Il me semble que la nature humaine n’a pas besoin du vrai pour tomber dans le faux. On a imputé mille fausses influences à la lune, avant qu’on imaginât le moindre rapport véritable avec le flux de la mer. Le premier homme qui a été malade a cru, sans peine, le premier charlatan. Personne n’a vu de loups-garous ni de sorciers, et beaucoup y ont cru ; personne n’a vu de transmutation de métaux, et plusieurs ont été ruinés par la créance de la pierre philosophale.

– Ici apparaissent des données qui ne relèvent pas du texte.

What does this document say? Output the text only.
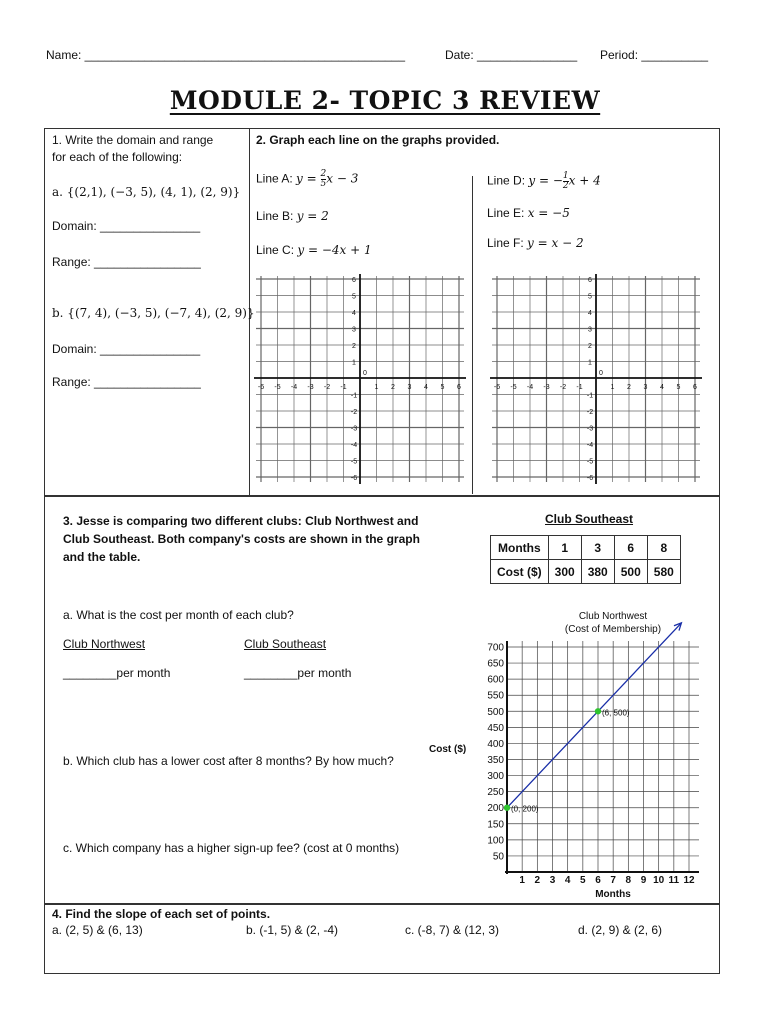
Name: ________________________________________________	Date: _______________ Period: __________
MODULE 2- TOPIC 3 REVIEW
1. Write the domain and range
for each of the following:
a. {(2,1), (−3, 5), (4, 1), (2, 9)}
Domain: _______________
Range: ________________
b. {(7, 4), (−3, 5), (−7, 4), (2, 9)}
Domain: _______________
Range: ________________
2. Graph each line on the graphs provided.
Line A: $y = \frac{2}{5}$ x − 3
Line B: y = 2
Line C: y = −4x + 1
Line D: y = − $\frac{1}{2}$ x + 4
Line E: x = −5
Line F: y = x − 2
-6 -5 -4 -3 -2 -1	1 2 3 4 5 6
6
5
4
3
2
1
-1
-2
-3
-4
-5
-6
0
-6 -5 -4 -3 -2 -1	1 2 3 4 5 6
6
5
4
3
2
1
-1
-2
-3
-4
-5
-6
0
3. Jesse is comparing two different clubs: Club Northwest and
Club Southeast. Both company's costs are shown in the graph
and the table.
Club Southeast
Months	1	3	6	8
Cost ($)	300	380	500	580
a. What is the cost per month of each club?
Club Northwest	Club Southeast
________per month	________per month
b. Which club has a lower cost after 8 months? By how much?
c. Which company has a higher sign-up fee? (cost at 0 months)
Club Northwest
(Cost of Membership)
50
100
150
200
250
300
350
400
450
500
550
600
650
700
1 2 3 4 5 6 7 8 9 10 11 12
Months
Cost ($)
(0, 200)
(6, 500)
4. Find the slope of each set of points.
a. (2, 5) & (6, 13)	b. (-1, 5) & (2, -4)	c. (-8, 7) & (12, 3)	d. (2, 9) & (2, 6)
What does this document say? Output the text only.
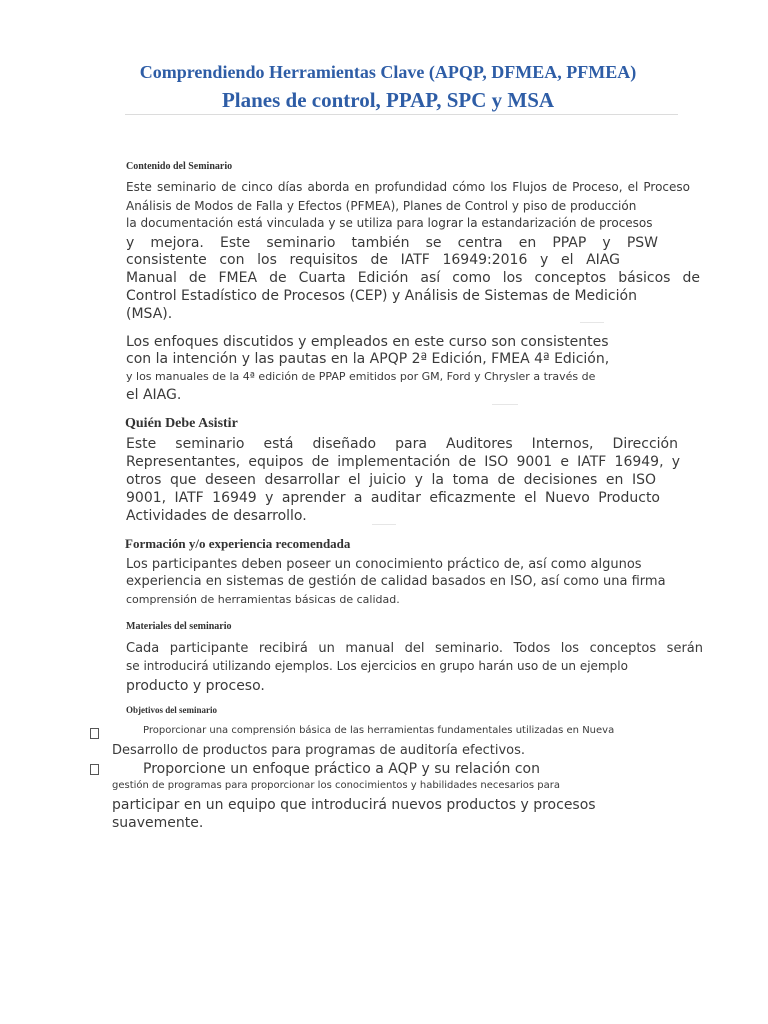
Comprendiendo Herramientas Clave (APQP, DFMEA, PFMEA)
Planes de control, PPAP, SPC y MSA
Contenido del Seminario
Este seminario de cinco días aborda en profundidad cómo los Flujos de Proceso, el Proceso
Análisis de Modos de Falla y Efectos (PFMEA), Planes de Control y piso de producción
la documentación está vinculada y se utiliza para lograr la estandarización de procesos
y mejora. Este seminario también se centra en PPAP y PSW
consistente con los requisitos de IATF 16949:2016 y el AIAG
Manual de FMEA de Cuarta Edición así como los conceptos básicos de
Control Estadístico de Procesos (CEP) y Análisis de Sistemas de Medición
(MSA).
Los enfoques discutidos y empleados en este curso son consistentes
con la intención y las pautas en la APQP 2ª Edición, FMEA 4ª Edición,
y los manuales de la 4ª edición de PPAP emitidos por GM, Ford y Chrysler a través de
el AIAG.
Quién Debe Asistir
Este seminario está diseñado para Auditores Internos, Dirección
Representantes, equipos de implementación de ISO 9001 e IATF 16949, y
otros que deseen desarrollar el juicio y la toma de decisiones en ISO
9001, IATF 16949 y aprender a auditar eficazmente el Nuevo Producto
Actividades de desarrollo.
Formación y/o experiencia recomendada
Los participantes deben poseer un conocimiento práctico de, así como algunos
experiencia en sistemas de gestión de calidad basados en ISO, así como una firma
comprensión de herramientas básicas de calidad.
Materiales del seminario
Cada participante recibirá un manual del seminario. Todos los conceptos serán
se introducirá utilizando ejemplos. Los ejercicios en grupo harán uso de un ejemplo
producto y proceso.
Objetivos del seminario
Proporcionar una comprensión básica de las herramientas fundamentales utilizadas en Nueva
Desarrollo de productos para programas de auditoría efectivos.
Proporcione un enfoque práctico a AQP y su relación con
gestión de programas para proporcionar los conocimientos y habilidades necesarios para
participar en un equipo que introducirá nuevos productos y procesos
suavemente.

Les Romains, les Grecs, les païens, ne croyaient-ils donc aux faux miracles dont ils étaient inondés que parce qu’ils en avaient vu de véritables ?
Dans cette seule maxime reçue de toutes les nations : Ne faites pas à autrui ce que vous ne voudriez pas qu’on vous fît.
C’est des Catalans que Tacite a dit en exagérant : « Ferox gens nullam esse vitam sine armis putat ; ce peuple féroce croit que ne pas combattre c’est ne pas vivre. » Mais il n’y a point de nation dont on ait dit, et dont on puisse dire : « Elle aime mieux la mort que la guerre[1]. »
- ↑ Dans les éditions antérieures à 1756, on lit seulement : « C’est des Catalans que Tacite a dit cela ; mais il n’y en a point dont on ait dit et dont on puisse dire : Elle aime mieux la mort que la guerre. »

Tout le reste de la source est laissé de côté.